One expression of this disorder, which experts have also termed orthorexia -- the need to be nutritionally correct -- is the single-food focus. Women especially, and men increasingly, are prone to be monovores. Monovores are not well-balanced people. They are not merely out of balance in culinary and nutritional terms. They are also boring. "Boring" is exactly how my friend Betsy once described my eating troubles. It was a stinging comment at the time, but in time I saw that it was in fact an act of friendship.

Let's look at kale nutrition. In one cup of cooked kale you'll find lots of fiber, vitamin B6, vitamin A, and vitamin K; some calcium; plus various antioxidant, anti-inflammatory, and anti-cancer nutrients.

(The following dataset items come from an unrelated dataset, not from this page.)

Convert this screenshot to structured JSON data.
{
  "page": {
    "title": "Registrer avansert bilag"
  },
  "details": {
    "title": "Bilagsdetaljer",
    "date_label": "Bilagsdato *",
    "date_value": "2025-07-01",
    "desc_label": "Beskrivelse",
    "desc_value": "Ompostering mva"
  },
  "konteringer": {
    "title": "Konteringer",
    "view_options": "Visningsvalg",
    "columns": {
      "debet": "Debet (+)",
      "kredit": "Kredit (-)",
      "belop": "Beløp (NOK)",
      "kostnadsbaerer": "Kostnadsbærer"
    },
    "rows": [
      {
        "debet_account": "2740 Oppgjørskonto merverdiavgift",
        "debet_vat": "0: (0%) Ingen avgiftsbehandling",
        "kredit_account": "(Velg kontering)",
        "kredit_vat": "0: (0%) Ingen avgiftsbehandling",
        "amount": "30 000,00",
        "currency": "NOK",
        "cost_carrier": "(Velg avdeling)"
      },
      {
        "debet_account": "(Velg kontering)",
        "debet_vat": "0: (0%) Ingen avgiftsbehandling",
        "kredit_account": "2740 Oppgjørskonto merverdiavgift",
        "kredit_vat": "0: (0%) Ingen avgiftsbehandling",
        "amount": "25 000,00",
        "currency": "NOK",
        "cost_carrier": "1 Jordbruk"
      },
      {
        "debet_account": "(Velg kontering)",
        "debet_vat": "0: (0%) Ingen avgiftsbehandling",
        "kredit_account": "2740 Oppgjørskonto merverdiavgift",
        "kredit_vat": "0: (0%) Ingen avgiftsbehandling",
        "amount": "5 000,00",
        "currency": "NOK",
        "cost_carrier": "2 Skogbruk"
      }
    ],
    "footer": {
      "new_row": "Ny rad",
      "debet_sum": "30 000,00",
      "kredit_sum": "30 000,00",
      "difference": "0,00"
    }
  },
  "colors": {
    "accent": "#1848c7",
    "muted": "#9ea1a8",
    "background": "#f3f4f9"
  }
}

Let me add an asterisk or two, not to dampen the party -- merely to inform the revelers. The so-called vitamin A is in fact carotene -- a pre-cursor that your body must convert to true and useable vitamin A, in the presence of fat. There is some calcium in kale, but it's not the most easily absorbed form. That you will find in whole dairy foods and bone broths. Calcium too, is best absorbed with fat, saturated fat in particular. Yes, saturated fat. That's the nutritional wisdom behind the pairing of greens and ham in the American South. When you prepare calcium-rich greens like kale and spinach, add a traditional fat to match - perhaps ham, butter, or feta cheese.

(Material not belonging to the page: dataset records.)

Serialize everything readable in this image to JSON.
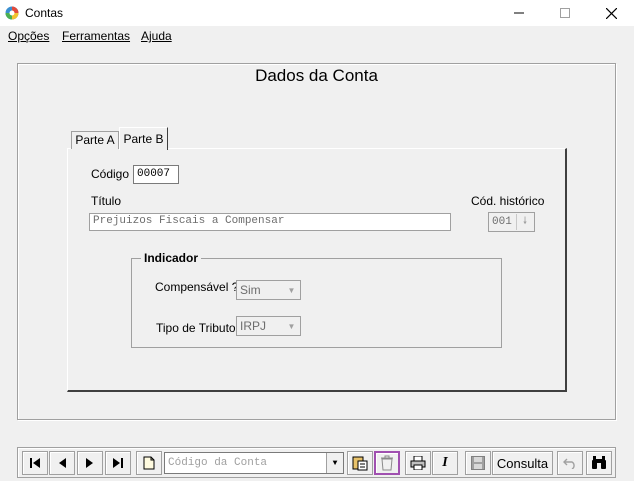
{
  "window": {
    "title": "Contas",
    "minimize_icon": "minimize-icon",
    "maximize_icon": "maximize-icon",
    "close_icon": "close-icon"
  },
  "menu": {
    "items": [
      {
        "label": "Opções"
      },
      {
        "label": "Ferramentas"
      },
      {
        "label": "Ajuda"
      }
    ]
  },
  "form": {
    "title": "Dados da Conta",
    "tabs": [
      {
        "label": "Parte A",
        "selected": false
      },
      {
        "label": "Parte B",
        "selected": true
      }
    ],
    "codigo_label": "Código",
    "codigo_value": "00007",
    "titulo_label": "Título",
    "titulo_value": "Prejuizos Fiscais a Compensar",
    "cod_historico_label": "Cód. histórico",
    "cod_historico_value": "001",
    "indicador": {
      "legend": "Indicador",
      "compensavel_label": "Compensável ?",
      "compensavel_value": "Sim",
      "tipo_tributo_label": "Tipo de Tributo",
      "tipo_tributo_value": "IRPJ"
    }
  },
  "toolbar": {
    "search_placeholder": "Código da Conta",
    "consulta_label": "Consulta",
    "italic_label": "I",
    "icons": [
      "first-record-icon",
      "previous-record-icon",
      "next-record-icon",
      "last-record-icon",
      "new-document-icon",
      "paste-document-icon",
      "delete-icon",
      "print-icon",
      "italic-icon",
      "save-icon",
      "undo-icon",
      "binoculars-icon"
    ],
    "highlight_color": "#a050b0"
  }
}
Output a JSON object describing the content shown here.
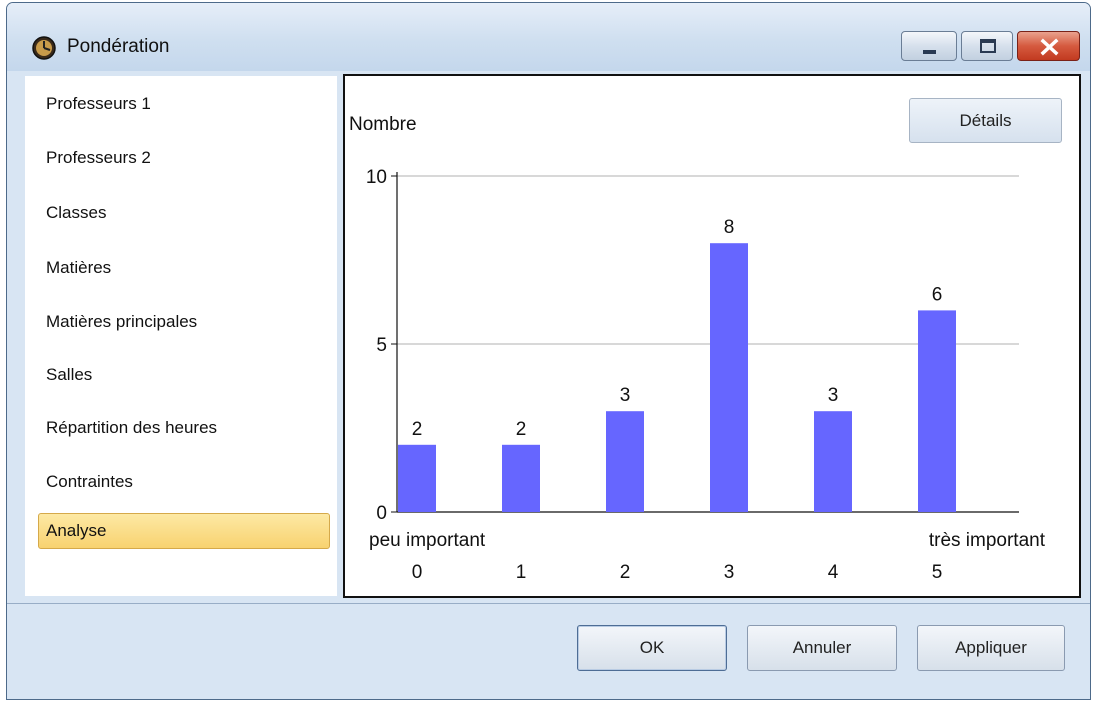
{
  "window": {
    "title": "Pondération"
  },
  "sidebar": {
    "items": [
      {
        "label": "Professeurs 1"
      },
      {
        "label": "Professeurs 2"
      },
      {
        "label": "Classes"
      },
      {
        "label": "Matières"
      },
      {
        "label": "Matières principales"
      },
      {
        "label": "Salles"
      },
      {
        "label": "Répartition des heures"
      },
      {
        "label": "Contraintes"
      },
      {
        "label": "Analyse",
        "active": true
      }
    ]
  },
  "panel": {
    "details_label": "Détails"
  },
  "chart_data": {
    "type": "bar",
    "ylabel": "Nombre",
    "ylim": [
      0,
      10
    ],
    "yticks": [
      0,
      5,
      10
    ],
    "categories": [
      "0",
      "1",
      "2",
      "3",
      "4",
      "5"
    ],
    "values": [
      2,
      2,
      3,
      8,
      3,
      6
    ],
    "x_low_label": "peu important",
    "x_high_label": "très important",
    "bar_color": "#6666ff",
    "grid": true
  },
  "footer": {
    "ok_label": "OK",
    "cancel_label": "Annuler",
    "apply_label": "Appliquer"
  },
  "colors": {
    "active_item": "#f8d270",
    "close_button": "#c9432a"
  }
}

You'll read that there is a ton of vitamin K in a cup of kale -- far more than the recommended daily dose, which sounds great. But which vitamin, K1 or K2? The two are quite different and widely misunderstood.

Vitamin K1 helps your blood clot, among other tasks. There is vitamin K1 in leafy greens, such as kale, but note: the body needs fat to absorb it. So let's start a revolution and add olive oil to those fat-free kale dishes, cooked or raw.

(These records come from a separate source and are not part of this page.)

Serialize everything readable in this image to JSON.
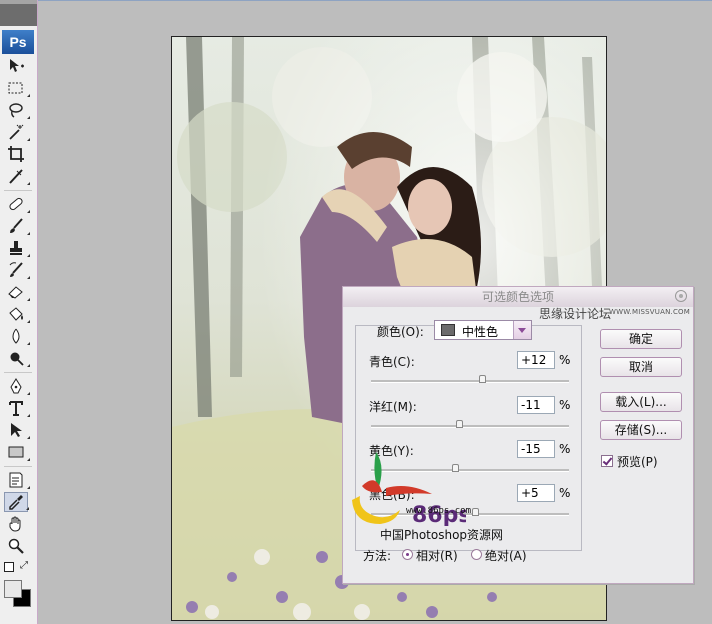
{
  "app": {
    "logo": "Ps"
  },
  "toolbar": {
    "tools": [
      "move-icon",
      "marquee-icon",
      "lasso-icon",
      "magic-wand-icon",
      "crop-icon",
      "slice-icon",
      "healing-brush-icon",
      "brush-icon",
      "clone-stamp-icon",
      "history-brush-icon",
      "eraser-icon",
      "paint-bucket-icon",
      "blur-icon",
      "dodge-icon",
      "pen-icon",
      "type-icon",
      "path-selection-icon",
      "rectangle-icon",
      "notes-icon",
      "eyedropper-icon",
      "hand-icon",
      "zoom-icon"
    ]
  },
  "dialog": {
    "title": "可选颜色选项",
    "watermark": "思缘设计论坛",
    "watermark_url": "WWW.MISSVUAN.COM",
    "colors_label": "颜色(O):",
    "colors_value": "中性色",
    "sliders": [
      {
        "label": "青色(C):",
        "value": "+12",
        "unit": "%",
        "level": 0.56
      },
      {
        "label": "洋红(M):",
        "value": "-11",
        "unit": "%",
        "level": 0.445
      },
      {
        "label": "黄色(Y):",
        "value": "-15",
        "unit": "%",
        "level": 0.425
      },
      {
        "label": "黑色(B):",
        "value": "+5",
        "unit": "%",
        "level": 0.525
      }
    ],
    "method_label": "方法:",
    "method_options": [
      "相对(R)",
      "绝对(A)"
    ],
    "buttons": {
      "ok": "确定",
      "cancel": "取消",
      "load": "载入(L)...",
      "save": "存储(S)..."
    },
    "preview_label": "预览(P)"
  },
  "logo": {
    "brand": "86ps",
    "url": "www.86ps.com",
    "name": "中国Photoshop资源网"
  }
}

There is no vitamin K2 in kale. K2 is produced in animal tissues, including the mammary glands, from the vitamin K1 found in green plants. For humans, the best sources of vitamin K2 are the fats of animals raised on rapidly-growing green grass, including hard and soft cheeses, butter, egg yolks, chicken and goose liver and goose. One plant food -- the fermented soy food called natto -- is very rich in K2. Vitamin K2 from these foods is fully absorbed, unlike the vitamin K1 in leafy greens, which is incompletely absorbed even in the presence of fat, and best absorbed in small doses of greens.

What does vitamin K2 do? It is responsible for proper calcium absorption. K2 keeps soft tissues (such as blood vessels) from becoming too calcified, or hardened, and it causes bones and teeth to be well mineralized, or strong. The K2 in breast milk gives babies and children long, strong bones by preventing the soft cartilaginous growth spots in bones from hardening too soon, before they grow properly. For men, women and children, my nutritional prescription for bone health is not more greens (though I approve of greens) but instead bone broths, whole dairy foods, and foods rich in vitamin K2.

Kale also has the ability to bind bile acids, which, in turn, lowers blood cholesterol. This effect is stronger when kale is cooked.

So, if you don't mind chewing kale like a cow chews cud, go ahead, but know that kale is more nutritious cooked, and more nutritious again when topped with a nice scoop of fat.

I hope the fancy for raw kale passes. But don't take me too seriously. My husband certainly doesn't. As I write, the Kale Caesar is still served at his restaurant -- Murray's Cheese Bar in Greenwich Village -- despite my attempts to take it off the menu. It's humbling, how modest my wifely influence is. Or maybe Rob is just more fashionable than I am.